Added info: the data was downloaded from here:

fileURL <- "https://d396qusza40orc.cloudfront.net/getdata%2Fdata%2Fss06pid.csv"

then I used

download.file(fileURL, "Idaho2006.csv", method = "Internal") 
mts
  • 2,160
  • 2
  • 24
  • 34
Jane Quigley
  • 11
  • 1
  • 3
  • 1
    can you show your code and possibly data to reproduce the error? see http://stackoverflow.com/questions/5963269/how-to-make-a-great-r-reproducible-example/5963610#5963610 for providing a reproducible example. – mts Jul 10 '15 at 18:25
  • please also show your code, especially how you call `fread` which seems to give you the error – mts Jul 10 '15 at 18:47
  • mts, this time it worked correctly, so I think maybe the problem was how I was using fread (maybe because I stupidly didn't assign it to an object, eg DT <- fread("Idaho.csv"). Thanks for your patience with a beginner. – Jane Quigley Jul 10 '15 at 19:01

3 Answers3

4

The problem is that download.file doesn't work with https with method=internal unless you're on Windows and set an option. Since fread uses download.file when you pass it a URL and not a local file, it'll fail. You have to download the file manually then open it from a local file.
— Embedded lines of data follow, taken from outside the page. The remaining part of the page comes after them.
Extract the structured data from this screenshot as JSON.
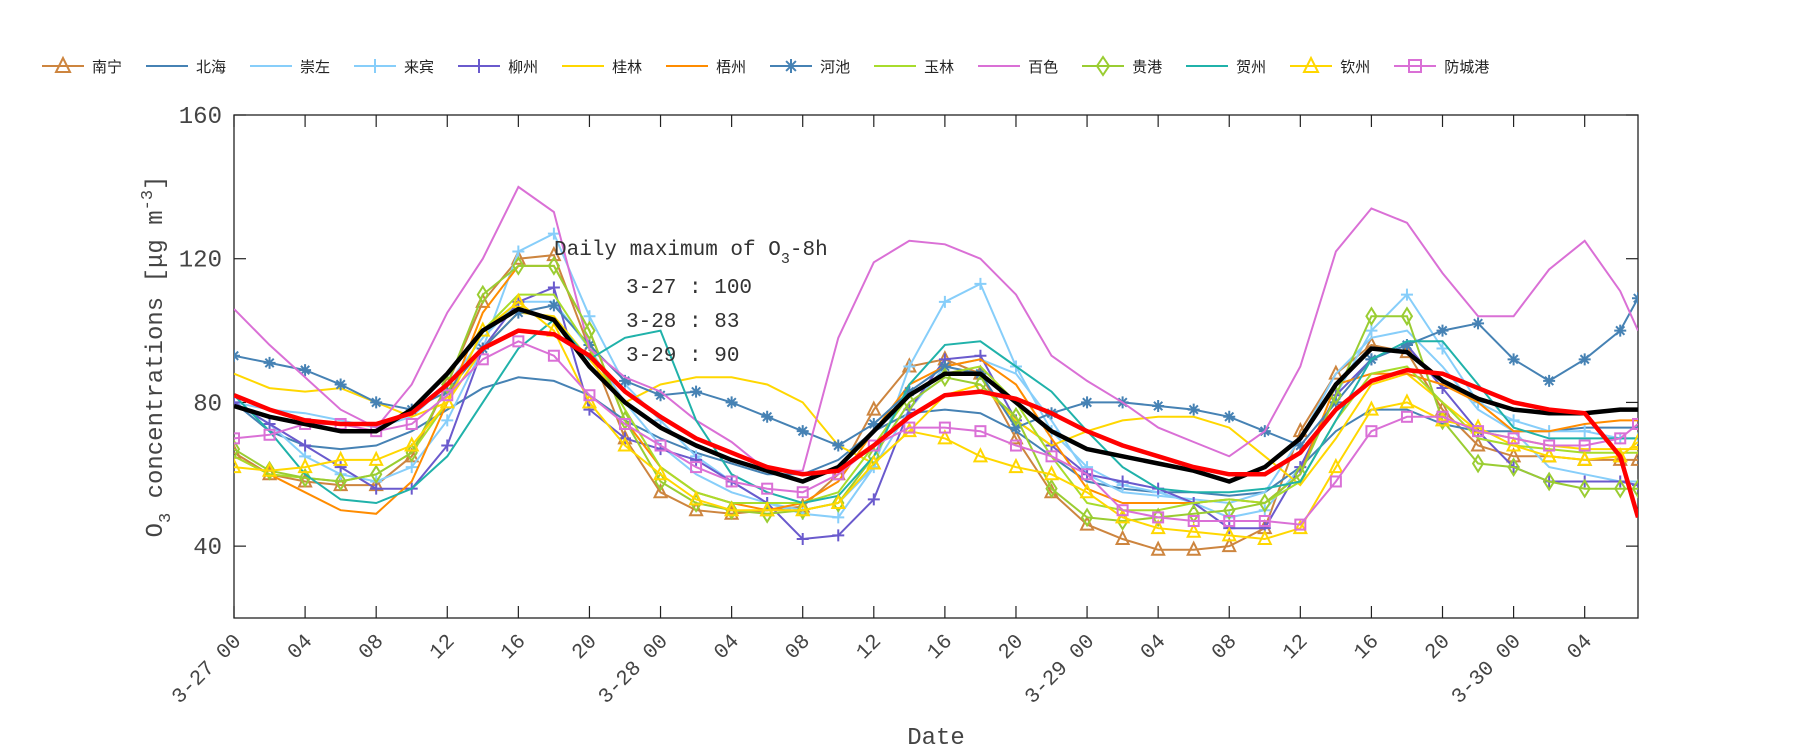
{
  "chart_data": {
    "type": "line",
    "xlabel": "Date",
    "ylabel": {
      "prefix": "O",
      "sub": "3",
      "middle": " concentrations [",
      "mu": "μ",
      "unit": "g m",
      "sup": "-3",
      "suffix": "]"
    },
    "ylim": [
      20,
      160
    ],
    "yticks": [
      40,
      80,
      120,
      160
    ],
    "x_hours": [
      0,
      2,
      4,
      6,
      8,
      10,
      12,
      14,
      16,
      18,
      20,
      22,
      24,
      26,
      28,
      30,
      32,
      34,
      36,
      38,
      40,
      42,
      44,
      46,
      48,
      50,
      52,
      54,
      56,
      58,
      60,
      62,
      64,
      66,
      68,
      70,
      72,
      74,
      76,
      78,
      79
    ],
    "xlim_hours": [
      0,
      79
    ],
    "xticks": [
      {
        "hour": 0,
        "label": "3-27 00"
      },
      {
        "hour": 4,
        "label": "04"
      },
      {
        "hour": 8,
        "label": "08"
      },
      {
        "hour": 12,
        "label": "12"
      },
      {
        "hour": 16,
        "label": "16"
      },
      {
        "hour": 20,
        "label": "20"
      },
      {
        "hour": 24,
        "label": "3-28 00"
      },
      {
        "hour": 28,
        "label": "04"
      },
      {
        "hour": 32,
        "label": "08"
      },
      {
        "hour": 36,
        "label": "12"
      },
      {
        "hour": 40,
        "label": "16"
      },
      {
        "hour": 44,
        "label": "20"
      },
      {
        "hour": 48,
        "label": "3-29 00"
      },
      {
        "hour": 52,
        "label": "04"
      },
      {
        "hour": 56,
        "label": "08"
      },
      {
        "hour": 60,
        "label": "12"
      },
      {
        "hour": 64,
        "label": "16"
      },
      {
        "hour": 68,
        "label": "20"
      },
      {
        "hour": 72,
        "label": "3-30 00"
      },
      {
        "hour": 76,
        "label": "04"
      }
    ],
    "grid": false,
    "legend_position": "top",
    "series": [
      {
        "name": "南宁",
        "color": "#CD853F",
        "marker": "triangle",
        "values": [
          66,
          60,
          58,
          57,
          57,
          65,
          85,
          108,
          120,
          121,
          95,
          70,
          55,
          50,
          49,
          50,
          51,
          60,
          78,
          90,
          92,
          88,
          70,
          55,
          46,
          42,
          39,
          39,
          40,
          45,
          72,
          88,
          96,
          94,
          78,
          68,
          65,
          65,
          64,
          64,
          64
        ]
      },
      {
        "name": "北海",
        "color": "#4682B4",
        "marker": "none",
        "values": [
          80,
          72,
          68,
          67,
          68,
          72,
          78,
          84,
          87,
          86,
          82,
          75,
          70,
          66,
          63,
          60,
          60,
          64,
          72,
          77,
          78,
          77,
          72,
          65,
          58,
          56,
          55,
          55,
          54,
          55,
          62,
          72,
          78,
          78,
          74,
          72,
          72,
          72,
          73,
          73,
          73
        ]
      },
      {
        "name": "崇左",
        "color": "#87CEFA",
        "marker": "none",
        "values": [
          80,
          78,
          77,
          75,
          73,
          76,
          85,
          98,
          108,
          108,
          95,
          80,
          68,
          60,
          55,
          52,
          50,
          52,
          62,
          78,
          90,
          92,
          88,
          75,
          60,
          55,
          54,
          53,
          52,
          55,
          70,
          88,
          98,
          100,
          90,
          78,
          72,
          62,
          60,
          58,
          58
        ]
      },
      {
        "name": "来宾",
        "color": "#87CEFA",
        "marker": "plus",
        "values": [
          80,
          74,
          65,
          60,
          58,
          62,
          75,
          95,
          122,
          127,
          104,
          85,
          75,
          65,
          58,
          52,
          49,
          48,
          62,
          90,
          108,
          113,
          90,
          72,
          62,
          57,
          55,
          52,
          48,
          50,
          62,
          82,
          100,
          110,
          95,
          80,
          75,
          72,
          72,
          70,
          70
        ]
      },
      {
        "name": "柳州",
        "color": "#6A5ACD",
        "marker": "plus",
        "values": [
          80,
          74,
          68,
          62,
          56,
          56,
          68,
          95,
          108,
          112,
          78,
          70,
          67,
          64,
          58,
          52,
          42,
          43,
          53,
          78,
          92,
          93,
          75,
          68,
          60,
          58,
          56,
          52,
          45,
          45,
          62,
          82,
          92,
          96,
          84,
          72,
          62,
          58,
          58,
          58,
          57
        ]
      },
      {
        "name": "桂林",
        "color": "#FFD700",
        "marker": "none",
        "values": [
          88,
          84,
          83,
          84,
          80,
          76,
          80,
          95,
          105,
          104,
          92,
          80,
          85,
          87,
          87,
          85,
          80,
          68,
          63,
          72,
          82,
          85,
          75,
          68,
          72,
          75,
          76,
          76,
          73,
          65,
          57,
          70,
          85,
          88,
          80,
          72,
          70,
          68,
          67,
          67,
          67
        ]
      },
      {
        "name": "梧州",
        "color": "#FF8C00",
        "marker": "none",
        "values": [
          65,
          60,
          55,
          50,
          49,
          58,
          80,
          105,
          118,
          118,
          100,
          75,
          62,
          55,
          52,
          50,
          52,
          58,
          72,
          85,
          90,
          92,
          85,
          70,
          56,
          52,
          52,
          52,
          53,
          52,
          60,
          85,
          88,
          88,
          85,
          80,
          72,
          72,
          74,
          75,
          75
        ]
      },
      {
        "name": "河池",
        "color": "#4682B4",
        "marker": "asterisk",
        "values": [
          93,
          91,
          89,
          85,
          80,
          78,
          83,
          95,
          105,
          107,
          96,
          86,
          82,
          83,
          80,
          76,
          72,
          68,
          74,
          83,
          90,
          88,
          73,
          77,
          80,
          80,
          79,
          78,
          76,
          72,
          68,
          80,
          92,
          96,
          100,
          102,
          92,
          86,
          92,
          100,
          109
        ]
      },
      {
        "name": "玉林",
        "color": "#A8DC2C",
        "marker": "none",
        "values": [
          65,
          60,
          59,
          58,
          60,
          66,
          80,
          100,
          110,
          110,
          95,
          78,
          62,
          55,
          52,
          52,
          52,
          55,
          68,
          82,
          88,
          90,
          80,
          65,
          52,
          50,
          50,
          52,
          53,
          52,
          58,
          75,
          88,
          90,
          80,
          70,
          68,
          67,
          66,
          66,
          66
        ]
      },
      {
        "name": "百色",
        "color": "#DA70D6",
        "marker": "none",
        "values": [
          106,
          96,
          87,
          78,
          73,
          85,
          105,
          120,
          140,
          133,
          95,
          87,
          83,
          75,
          69,
          61,
          61,
          98,
          119,
          125,
          124,
          120,
          110,
          93,
          86,
          80,
          73,
          69,
          65,
          72,
          90,
          122,
          134,
          130,
          116,
          104,
          104,
          117,
          125,
          111,
          100
        ]
      },
      {
        "name": "贵港",
        "color": "#9ACD32",
        "marker": "diamond",
        "values": [
          67,
          61,
          59,
          58,
          60,
          66,
          85,
          110,
          118,
          118,
          100,
          75,
          58,
          52,
          50,
          49,
          50,
          52,
          65,
          80,
          87,
          85,
          76,
          56,
          48,
          47,
          48,
          49,
          50,
          52,
          60,
          82,
          104,
          104,
          75,
          63,
          62,
          58,
          56,
          56,
          56
        ]
      },
      {
        "name": "贺州",
        "color": "#20B2AA",
        "marker": "none",
        "values": [
          82,
          72,
          60,
          53,
          52,
          56,
          65,
          80,
          95,
          103,
          92,
          98,
          100,
          75,
          60,
          55,
          52,
          54,
          65,
          85,
          96,
          97,
          90,
          83,
          72,
          62,
          56,
          55,
          55,
          56,
          58,
          75,
          92,
          97,
          97,
          85,
          73,
          70,
          70,
          70,
          70
        ]
      },
      {
        "name": "钦州",
        "color": "#FFD700",
        "marker": "triangle",
        "values": [
          62,
          61,
          62,
          64,
          64,
          68,
          80,
          100,
          108,
          100,
          80,
          68,
          60,
          53,
          50,
          50,
          50,
          52,
          63,
          72,
          70,
          65,
          62,
          60,
          55,
          48,
          45,
          44,
          43,
          42,
          45,
          62,
          78,
          80,
          75,
          73,
          68,
          65,
          64,
          65,
          69
        ]
      },
      {
        "name": "防城港",
        "color": "#DA70D6",
        "marker": "square",
        "values": [
          70,
          71,
          74,
          74,
          72,
          74,
          82,
          92,
          97,
          93,
          82,
          74,
          68,
          62,
          58,
          56,
          55,
          60,
          68,
          73,
          73,
          72,
          68,
          65,
          60,
          50,
          48,
          47,
          47,
          47,
          46,
          58,
          72,
          76,
          76,
          72,
          70,
          68,
          68,
          70,
          74
        ]
      }
    ],
    "extra_lines": [
      {
        "color": "#000000",
        "values": [
          79,
          76,
          74,
          72,
          72,
          78,
          88,
          100,
          106,
          103,
          90,
          80,
          73,
          68,
          64,
          61,
          58,
          62,
          72,
          82,
          88,
          88,
          80,
          72,
          67,
          65,
          63,
          61,
          58,
          62,
          70,
          85,
          95,
          94,
          86,
          81,
          78,
          77,
          77,
          78,
          78
        ]
      },
      {
        "color": "#FF0000",
        "values": [
          82,
          78,
          75,
          74,
          74,
          77,
          85,
          95,
          100,
          99,
          93,
          83,
          76,
          70,
          66,
          62,
          60,
          61,
          68,
          76,
          82,
          83,
          81,
          77,
          72,
          68,
          65,
          62,
          60,
          60,
          66,
          78,
          86,
          89,
          88,
          84,
          80,
          78,
          77,
          65,
          48
        ]
      }
    ],
    "annotation": {
      "title_prefix": "Daily maximum of O",
      "title_sub": "3",
      "title_suffix": "-8h",
      "lines": [
        "3-27 : 100",
        "3-28 : 83",
        "3-29 : 90"
      ]
    }
  }
}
If you're on Linux or have either of the following already then do method=wget or method=curl instead

If you're on Windows and don't have either and don't want to download them then do setInternet2(use = TRUE) before your download.file

http://www.inside-r.org/r-doc/utils/setInternet2

For example:

fileURL <- "https://d396qusza40orc.cloudfront.net/getdata%2Fdata%2Fss06pid.csv"
tempf <- tempfile()
download.file(fileURL, tempf, method = "curl")
DT <- fread(tempf)
unlink(tempf)

Or

fileURL <- "https://d396qusza40orc.cloudfront.net/getdata%2Fdata%2Fss06pid.csv"
tempf <- tempfile()
setInternet2 = TRUE
download.file(fileURL, tempf)
DT <- fread(tempf)
unlink(tempf)
Dean MacGregor
  • 11,847
  • 9
  • 34
  • 72
2

fread() now utilises curl package for downloading files. And this seems to work just fine atm:

require(data.table) # v1.9.6+
fread(fileURL, showProgress = FALSE)
MichaelChirico
  • 33,841
  • 14
  • 113
  • 198
Arun
  • 116,683
  • 26
  • 284
  • 387
0

The easiest way to fix this problem in my experience is to just remove the s from https. Also remove the method you don't need it. My OS is Windows and i have tried the following code and works.

fileURL <- "http://d396qusza40orc.cloudfront.net/getdata%2Fdata%2Fss06pid.csv"
download.file(fileURL, "Idaho2006.csv") 
ksaittis
  • 51
  • 1
  • 7